Ciri puso un gesto enfadado y volvió la cabeza.

—Sí. —Zywiecki tosió de nuevo—. En qué estábamos... Ah, sí, en cómo me quitaste el hechizo en Hamm. Si no es por ti, Geralt, como cormorán me hubiera quedado hasta el final de mi vida, volando por cima de la laguna y cagando en las ramas, consolando mis cuitas con la esperanza de que a salvar me iba la camisa de tela de líber de ortigas que mi hermanilla tejía con un afán digno de mejor empresa. La puta de oros, cuando me acuerdo de la camisa aquella, me dan ganas de darle una patada a alguien. La idiota...

—No hables así —sonrió el brujo—. Sus intenciones eran buenas. Mal la informaron, eso es todo. Sobre la limpieza de hechizos rondan multitud de mitos sin sentido. Y aún tuviste suerte, Zywiecki. Podría haber mandado darte un chapuzón en leche hirviendo. He oído hablar de un caso así. Se mire como se mire, el vestirse una camisa de ortigas perjudica poco la salud, incluso si tampoco ayuda mucho.

—Ja, y puede que sea verdad. Puede que pida demasiado de ella. Elisa era tonta, desde niña era tonta y hermosa. De hecho, un buen material para la mujer de un rey.

—¿Qué es un hermoso material? —preguntó Ciri—. ¿Y por qué para esposa?

—No te metas, jodida cría, te he dicho. Sí, Geralt, tuve suerte de que entonces aparecieras por Hamm. Y de que el rey, mi suegro, dispuesto estuvo a dar el par de ducados que pedías por quitar el hechizo.

—¿Sabes, Zywiecki —dijo Geralt, sonriendo aún más—, que la novedad de este acontecimiento llegó hasta muy lejos?

—¿La verdadera historia?

—No mucho. Primero, te añadieron diez hermanos.

—¡Pero bueno! —El barón se apoyó en los codos, tosió—. Y entonces, sumando a Elisa, ¿habíamos de ser doce? ¡Vaya una puta tontería! ¡Mi madre no era una coneja!

—Eso no es todo. Decidieron que el cormorán era poco romántico.

—¡Pues es verdad! ¡No hay nada en él de romántico! —El barón arrugó el ceño y se masajeó el pecho rodeado de hebras y tiras de corteza de abedul—. ¿En qué me habían encantado, según los cuentos?

—En un cisne. Es decir, en cisnes.
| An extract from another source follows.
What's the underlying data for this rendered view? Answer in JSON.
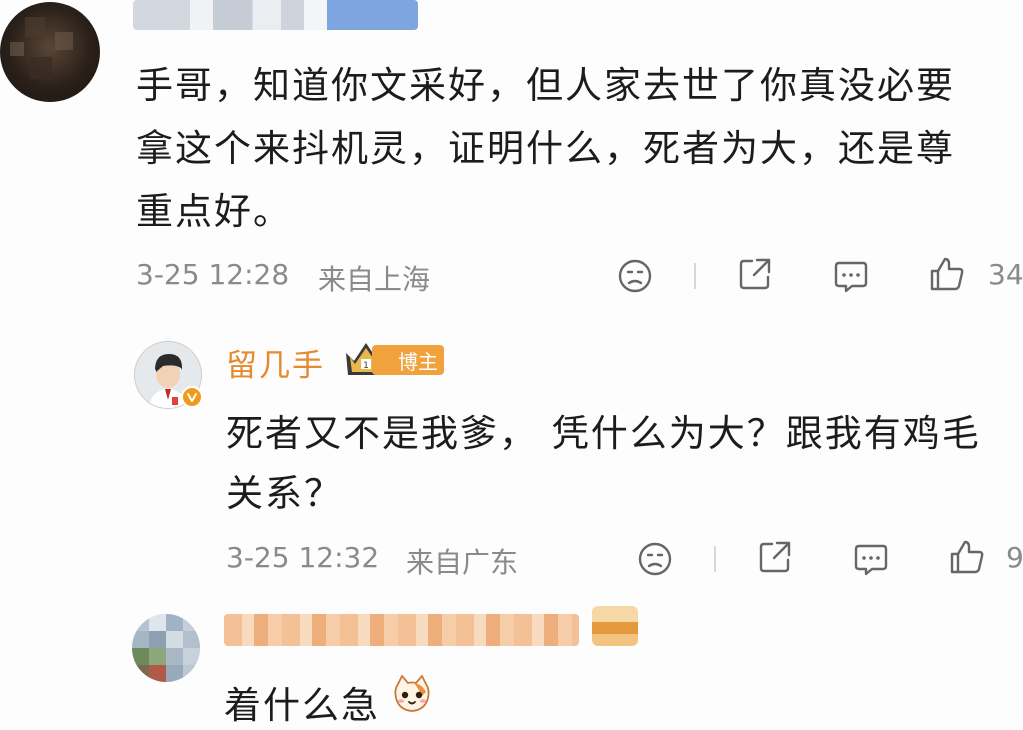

No olvides que erais once.

—¿Y en qué, por todos los diablos, es más romántico un cisne que un cormorán?

—No sé.

—Yo tampoco. Pero me apuesto a que en el cuento era Elisa la que me desencantaba, con ayuda de su asquerosa camisita de ortigas.

—Acertaste. ¿Y qué tal le va a Elisa?

—Tiene tisis, la pobre. No durará mucho.

—Una pena.

—Una pena —confirmó Zywiecki, impasible, mirando a un lado.

—Volviendo al encantamiento. —Geralt se apoyó en la pared de embrolladas y tensas ramas—. ¿No has tenido recaídas? ¿No te crecen plumas?

—Alabados sean los dioses, no —suspiró el barón—. Todo está en su sitio. Lo único que de aquellos tiempos me ha quedado es el gusto por los peces. No hay para mí, Geralt, mejor yantar que el pescado. A veces, a la salida del sol, me voy adonde los pescadores, al embarcadero, y antes de que me encuentren algo más noble, yo mismo me tomo de los puestecillos uno o dos puñados de brecas, un par de lochas, de leuciscos o de cachos... Un gusto es, te digo, que no comida.